Gesellschaftsrechtliche Ansprüche sollen durch Dritte erst geltend gemacht werden
dürfen, wenn sie völlig von dem Gesellschaftsverhältnis losgelöst sind (RGZ 90, 19, 20),
es soll nicht zu einer Aufspaltung von Mitgliedschaftsrechten kommen.

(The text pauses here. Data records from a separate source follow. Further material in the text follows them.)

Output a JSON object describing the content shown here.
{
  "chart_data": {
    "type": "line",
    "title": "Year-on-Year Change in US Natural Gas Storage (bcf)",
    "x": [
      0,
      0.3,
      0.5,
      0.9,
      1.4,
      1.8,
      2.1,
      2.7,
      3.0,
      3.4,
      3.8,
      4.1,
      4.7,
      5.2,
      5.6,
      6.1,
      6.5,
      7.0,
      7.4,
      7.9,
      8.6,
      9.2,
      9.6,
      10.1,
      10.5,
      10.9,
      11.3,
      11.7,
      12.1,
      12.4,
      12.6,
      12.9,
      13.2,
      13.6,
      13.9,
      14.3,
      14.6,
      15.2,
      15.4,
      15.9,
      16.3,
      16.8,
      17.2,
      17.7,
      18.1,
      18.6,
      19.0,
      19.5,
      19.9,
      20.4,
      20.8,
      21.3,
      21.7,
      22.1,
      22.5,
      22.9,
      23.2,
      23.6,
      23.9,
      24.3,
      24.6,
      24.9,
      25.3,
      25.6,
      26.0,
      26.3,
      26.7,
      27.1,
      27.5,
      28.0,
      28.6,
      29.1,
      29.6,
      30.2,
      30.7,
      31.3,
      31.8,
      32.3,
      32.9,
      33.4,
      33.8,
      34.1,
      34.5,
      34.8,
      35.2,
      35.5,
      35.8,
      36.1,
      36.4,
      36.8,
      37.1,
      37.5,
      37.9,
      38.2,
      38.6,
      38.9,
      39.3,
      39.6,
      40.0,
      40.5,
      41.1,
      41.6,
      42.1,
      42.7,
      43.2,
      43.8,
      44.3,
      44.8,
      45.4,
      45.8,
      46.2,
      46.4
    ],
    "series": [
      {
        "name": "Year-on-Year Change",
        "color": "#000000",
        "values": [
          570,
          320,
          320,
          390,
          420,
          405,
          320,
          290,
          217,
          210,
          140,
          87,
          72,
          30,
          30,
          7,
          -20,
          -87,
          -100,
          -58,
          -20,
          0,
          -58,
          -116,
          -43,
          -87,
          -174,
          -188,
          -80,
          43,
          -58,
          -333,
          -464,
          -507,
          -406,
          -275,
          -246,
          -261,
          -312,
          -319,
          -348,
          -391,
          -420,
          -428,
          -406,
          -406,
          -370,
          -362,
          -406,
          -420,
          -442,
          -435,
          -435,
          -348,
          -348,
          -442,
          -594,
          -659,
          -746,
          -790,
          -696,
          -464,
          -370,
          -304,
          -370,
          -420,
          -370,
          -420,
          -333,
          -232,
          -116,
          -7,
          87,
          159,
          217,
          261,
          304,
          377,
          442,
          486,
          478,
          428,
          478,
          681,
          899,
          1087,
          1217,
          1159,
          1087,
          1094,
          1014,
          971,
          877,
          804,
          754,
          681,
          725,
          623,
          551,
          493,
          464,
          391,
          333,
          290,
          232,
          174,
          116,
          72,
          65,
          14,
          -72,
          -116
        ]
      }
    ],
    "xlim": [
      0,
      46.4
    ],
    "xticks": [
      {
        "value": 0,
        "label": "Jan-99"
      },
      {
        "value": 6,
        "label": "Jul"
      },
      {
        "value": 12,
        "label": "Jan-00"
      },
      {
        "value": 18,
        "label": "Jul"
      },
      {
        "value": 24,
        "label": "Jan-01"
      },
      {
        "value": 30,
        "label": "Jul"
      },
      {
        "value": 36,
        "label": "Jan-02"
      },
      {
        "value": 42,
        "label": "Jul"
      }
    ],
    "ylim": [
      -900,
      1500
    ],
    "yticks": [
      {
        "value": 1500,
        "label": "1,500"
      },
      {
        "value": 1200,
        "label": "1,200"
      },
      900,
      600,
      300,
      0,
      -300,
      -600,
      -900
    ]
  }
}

Soweit der Kläger hiergegen einwendet, zum Zeitpunkt der Abtretung bereits aus der
Gesellschaft ausgeschieden zu sein mit der Folge, die Mitgliedschaft in der früheren
Gesellschaft verloren zu haben, lässt sich dies dem unstreitigen Sachverhalt ohne
weiteres nicht entnehmen. Durch die Kündigung der Gesellschaft seitens des Beklagten
ist diese aufgelöst worden und besteht seitdem als Liquidationsgesellschaft. Ein
Ausscheiden des Zedenten war damit nicht verbunden, auch wenn der Beklagte den
Geschäftsbetrieb der Gesellschaft, das Fitnessstudio, allein weitergeführt hat. Allerdings
kann ein Ausscheiden des Zedenten aus der Gesellschaft nachträglich durch
Vereinbarung zwischen den Gesellschaftern herbeigeführt worden sein. Mangels
ausdrücklicher Erklärungen könnte dies konkludent dem Verhalten der Parteien etwa in
dem Rechtsstreit 1 O 330/00 LG Detmold zu entnehmen sein. Der Senat kann die Frage
offen lassen. Selbst wenn der Zedent nachträglich aus der Gesellschaft ausgeschieden
ist mit der Folge, dass das Gesellschaftsvermögen auf den Beklagten übergegangen ist,
war eine Abtretung der Rechte auf Einsichtnahme in die Geschäftsunterlagen sowie
Fertigung einer Abschichtungsbilanz nicht wirksam. Aus der Struktur der hier
gegebenen Gesellschaft mit enger persönlicher Bindung zwischen den Gesellschaftern
folgt, dass ohne Zustimmung der Gesellschafter außenstehenden Dritten keine
weitgehenden Einsichtsrechte in die inneren Angelegenheiten der Gesellschaft zu
gewähren sind. Diese nur den Gesellschaftern zustehenden Rechte können auch dann
nicht auf Dritte übertragen werden, wenn das Gesellschaftsverhältnis zwischenzeitlich
beendet worden ist. Entsprechend hat der Bundesgerichtshof auch ausgeführt, dass in
dem Fall, dass ein aus einer Kommanditgesellschaft ausgeschlossener Kommanditist
seine Abfindungsforderung abgetreten hat, der Zessionar weder einen Anspruch auf
Rechnungslegung noch die Möglichkeit erlangt, Einblicke in die Geschäftsführung zu
erhalten (BGH WM 1981, 648, 649). An dem Verfahren, in dem die Höhe der
Abfindungsforderung ermittelt wird, ist der Zessionar dieser Forderung nicht beteiligt,
und zwar selbst dann, wenn der Zedent ausgeschieden war. Die von dem Kläger zitierte
Entscheidung des Bundesgerichtshofs vom 16.06.2000 (ZIP 2000, 65) steht dem nicht
entgegen. Dort ging es lediglich um Auskunftsansprüche, die deutlich weniger in die
Außenstehenden nicht zu offenbarenden inneren Verhältnisse der Gesellschaft
eingreifen als etwa das Recht auf Einsichtnahme in sämtliche Geschäftsunterlagen.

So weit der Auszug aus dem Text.